To: carranza2 who wrote (12592)2/18/2006 9:01:09 AM
From: Lane3  Read Replies (1) | Respond to of 541375
 
I have preliminarily concluded that it knew that the legalities of the surveillance were quite dodgy, yet that it acted in good faith. Why else would a politically sophisticated administration inform Democratic congressmen of what it was doing unless it was?

I think this reasoning is sound as far as it goes. The problem that I see is that it ignores the puffed-chest CIC-uber-alles rhetoric. Your comfort level is hard to reconcile with that.



To: carranza2 who wrote (12592)2/18/2006 7:22:50 PM
From: JohnM  Read Replies (1) | Respond to of 541375
 
Remember that I focused on the difficulties with FISA's effectiveness, not on justifying the Administration's actions, though I have preliminarily concluded that it knew that the legalities of the surveillance were quite dodgy, yet that it acted in good faith. Why else would a politically sophisticated administration inform Democratic congressmen of what it was doing unless it was? As a result, I believe that it is highly unlikely that any abuses resulted from the program.

There is some dispute as to what "inform Democratic congressmen/women" consisted of. We don't know precisely how much of the program they were told about. We do know they were unable to do anything that would constitute due diligence, such as bring aids with them (ones, for instance, who could ask the right questions about the technicalities). So I think "inform" is likely a stretch.

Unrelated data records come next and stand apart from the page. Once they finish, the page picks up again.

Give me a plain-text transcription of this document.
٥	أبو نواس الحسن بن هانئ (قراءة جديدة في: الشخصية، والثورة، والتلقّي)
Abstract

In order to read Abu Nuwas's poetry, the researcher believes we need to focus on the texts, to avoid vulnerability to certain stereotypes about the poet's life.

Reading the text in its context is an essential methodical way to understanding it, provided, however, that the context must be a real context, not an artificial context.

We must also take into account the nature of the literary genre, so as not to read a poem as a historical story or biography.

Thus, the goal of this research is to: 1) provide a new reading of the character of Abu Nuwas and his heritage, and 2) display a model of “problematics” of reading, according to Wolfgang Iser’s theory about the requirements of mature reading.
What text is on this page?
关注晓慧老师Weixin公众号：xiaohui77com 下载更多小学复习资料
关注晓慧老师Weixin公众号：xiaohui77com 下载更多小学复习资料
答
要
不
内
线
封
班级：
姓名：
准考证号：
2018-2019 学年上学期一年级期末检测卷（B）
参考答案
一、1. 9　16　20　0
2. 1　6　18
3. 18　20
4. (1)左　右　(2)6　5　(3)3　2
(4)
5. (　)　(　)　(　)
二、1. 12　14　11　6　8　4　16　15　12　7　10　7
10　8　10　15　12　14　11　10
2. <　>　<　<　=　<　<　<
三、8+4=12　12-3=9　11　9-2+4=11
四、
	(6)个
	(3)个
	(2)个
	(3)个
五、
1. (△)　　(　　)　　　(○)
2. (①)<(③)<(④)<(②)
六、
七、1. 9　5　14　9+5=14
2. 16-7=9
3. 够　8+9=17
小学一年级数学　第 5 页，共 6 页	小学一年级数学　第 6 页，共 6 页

We do know that both Rockefeller and Pelosi wrote contemporaneous letters of protest. I think it's fair to ask whether they should not have done more. But what they did suggests a great many questions.

As for abuses having occurred in the past, the concern is, equally, if not more so, with a structure which permits much future abuse.

While I continue to think the Toensing op ed piece gets us nowhere, there is an interesting argument in favor of what the WH did which I thought you would bring up in your reply. That's the argument that it's not the FISA court per se that is the problem. Rather it's the speed with which the administration prepares the paperwork for the FISA court. That may well be an area in which there is a great deal of room for improvement. In house, so to speak.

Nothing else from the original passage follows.